Inhaltlich könnten daraus keinerlei Rückschlüsse in irgendeine Richtung gezogen werden, ob der VfGH die autonome Einhebung von Studiengebühren durch die Unis für rechtmäßig hält. "Steht die Möglichkeit einer Bescheidbeschwerde offen, ist dies der Weg, um die Angelegenheit vor den Verfassungsgerichtshof zu bringen", wird argumentiert. So verhält es sich auch im konkreten Fall eines Studenten der Uni Wien: Da über die Beitragspflicht ein Bescheid der Universität erwirkt werden könne, stehe der Weg für eine Bescheidbeschwerde frei. Damit seien aber andere Mittel wie etwa der individuelle Antrag eines Studenten auf Aufhebung nicht zulässig.

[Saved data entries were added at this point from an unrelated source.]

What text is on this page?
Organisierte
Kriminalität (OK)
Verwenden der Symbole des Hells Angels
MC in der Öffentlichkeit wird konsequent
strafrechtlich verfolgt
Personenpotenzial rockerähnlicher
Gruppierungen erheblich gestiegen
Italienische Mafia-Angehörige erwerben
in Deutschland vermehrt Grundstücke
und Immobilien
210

In seiner Entscheidung hat der VfGH außerdem klargestellt, dass bei einer etwaigen Aufhebung der Gebührenregelung im Zuge eines solchen Bescheidbeschwerdeverfahrens die bereits entrichteten Studiengebühren rückzuerstatten sind.

Aufgrund eines VfGH-Urteils sind mit 1. März jene Bestimmungen aus dem Gesetz gefallen, die festlegen, wann Studiengebühren zu zahlen sind und wann nicht. Unter Berufung auf ein Gutachten des Wiener Verfassungsjuristen Heinz Mayer hat Wissenschaftsminister Töchterle die Unis daraufhin aufgefordert, Gebühren autonom in ihren Satzungen zu verankern und einzuheben.